GPU — Local AI Glossary | CraftRigs

The GPU is the single component that decides what models you can run locally and how fast they answer. Everything else in a local AI rig — CPU, system RAM, storage — is supporting cast around the GPU and its onboard memory.

What the GPU Actually Does for LLMs

For inference, the GPU loads model weights into VRAM and streams them through tensor cores to compute each token. Throughput is gated by two things: how much VRAM you have (which sets the model size you can fit) and memory bandwidth (which sets your tokens per second). Compute matters too, but for most local LLM workloads bandwidth is the bottleneck — which is why GDDR7 cards punch above their FLOPS rating.

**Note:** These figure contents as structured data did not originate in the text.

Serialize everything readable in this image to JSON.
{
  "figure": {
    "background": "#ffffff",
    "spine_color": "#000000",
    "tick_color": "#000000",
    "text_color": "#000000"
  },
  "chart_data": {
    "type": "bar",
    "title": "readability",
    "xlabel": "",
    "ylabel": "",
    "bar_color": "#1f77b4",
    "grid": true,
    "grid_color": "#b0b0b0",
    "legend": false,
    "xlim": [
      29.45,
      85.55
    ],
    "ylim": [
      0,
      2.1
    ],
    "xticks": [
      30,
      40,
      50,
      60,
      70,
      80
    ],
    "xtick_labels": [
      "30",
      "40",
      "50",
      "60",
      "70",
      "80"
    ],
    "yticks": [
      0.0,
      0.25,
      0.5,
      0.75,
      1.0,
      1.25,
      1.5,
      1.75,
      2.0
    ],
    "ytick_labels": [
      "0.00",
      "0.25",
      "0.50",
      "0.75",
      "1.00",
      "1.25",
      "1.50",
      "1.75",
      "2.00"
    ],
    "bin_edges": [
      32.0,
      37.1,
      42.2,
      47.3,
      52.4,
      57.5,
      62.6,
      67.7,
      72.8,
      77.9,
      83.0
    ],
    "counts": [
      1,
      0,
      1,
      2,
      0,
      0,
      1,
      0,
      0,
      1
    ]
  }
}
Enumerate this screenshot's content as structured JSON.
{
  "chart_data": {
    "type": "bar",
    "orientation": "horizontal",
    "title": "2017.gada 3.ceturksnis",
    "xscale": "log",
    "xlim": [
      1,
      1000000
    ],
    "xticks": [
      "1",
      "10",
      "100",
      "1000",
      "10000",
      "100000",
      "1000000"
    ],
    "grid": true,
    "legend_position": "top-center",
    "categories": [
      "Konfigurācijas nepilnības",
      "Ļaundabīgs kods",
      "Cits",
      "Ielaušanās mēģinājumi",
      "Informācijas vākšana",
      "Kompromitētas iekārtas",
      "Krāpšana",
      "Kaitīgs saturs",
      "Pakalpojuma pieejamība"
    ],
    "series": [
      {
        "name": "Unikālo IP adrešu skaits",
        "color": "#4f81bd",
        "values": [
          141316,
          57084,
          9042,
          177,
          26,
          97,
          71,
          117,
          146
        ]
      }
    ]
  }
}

Tiers, Tradeoffs, and Stacking

A first GPU for local LLMs typically lands in the $400–600 range, and the practical ceiling for single-card builds is the 24GB tier. Past that, builders either jump to workstation hardware — like the Lenovo ThinkStation P5 Gen 2's dual NVIDIA RTX Pro 6000 Blackwell Max-Q with 96GB ECC GDDR7 per card and 192GB combined — or stack two consumer cards into a dual-GPU rig to pool VRAM. Apple's Mac Mini and Mac Studio are the alternative path: weaker raw compute, but unified memory lets a single chip address far more model than a same-priced discrete GPU. Software ecosystem matters here — CUDA is still the path of least resistance, with ROCm and MLX as the AMD and Apple alternatives.

Why It Matters for Local AI

Pick the wrong GPU and you're either stuck running tiny models or paying for compute you can't feed. VRAM caps which models load at all, bandwidth caps how fast they generate, and the software stack caps which runtimes (Ollama, llama.cpp, ExLlamaV2) actually work without friction. Know the ceiling of the card you're buying — it's the ceiling of every model you'll run on it.